Tax holiday benefits politicians more than taxpayers

Thursday, August 12, 2010

Western suburbs — If a reality TV show were based on how legislators conduct business in Springfield, nobody would believe it. The utter implausibility of government operations is laughable. But the real joke is on us.

A sales tax holiday that began Aug. 6 is a good example of how opportunistic our elected officials have become. The event is waiving the 5 percent state sales tax on back-to-school clothes and supplies through Aug. 15, provided they are genuinely used by students.

Each year, the Illinois Department of Revenue says, between $800 million and $1.2 billion is spent on back-to-school gear. So, a 5 percent break on these costs would result in a savings of between $40 million to $60 million, the department claims.

Putting this money back into the pockets of struggling taxpayers is a popular idea, but a deeper look at the numbers reveals that the savings are pretty minuscule. A family would save a mere $5 for every $100 spent, and the total tax savings claimed by the state would occur only if shoppers squeeze all their purchases into 10 days.

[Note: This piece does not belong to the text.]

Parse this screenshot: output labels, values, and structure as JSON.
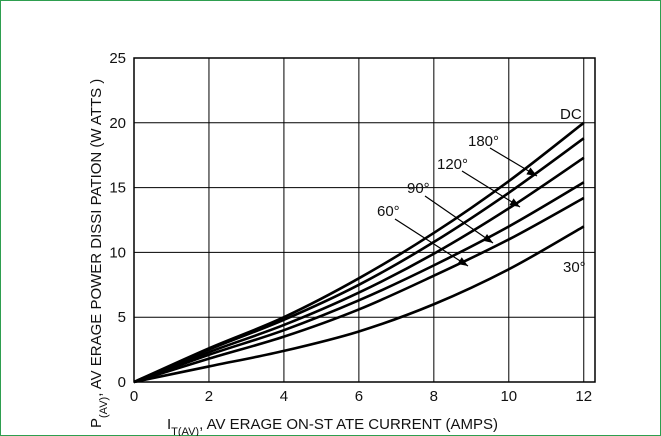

This gimmick is being touted at a time when the state refuses to make good on its financial commitments to schools and social service agencies. Nobody has yet explained how the government will compensate for this revenue loss. Meanwhile, how will stores be able to tell which school supplies are actually being bought for students and which of those same items are just being purchased by discount-seekers?

Gov. Pat Quinn proposed this same scheme last year, but legislators tabled it while citing the state’s huge budget deficit. Last year, the deficit was between $9 billion and $11 billion. This year, it’s said to be about $13 billion.

Aside from a larger deficit, what has changed that now makes lawmakers more sensitive to the needs of cash-strapped residents? Well, there’s an election coming up.

That could just be a coincidence, mind you. But expecting voters to believe there’s no connection, well, that’s a plot nobody would dream up.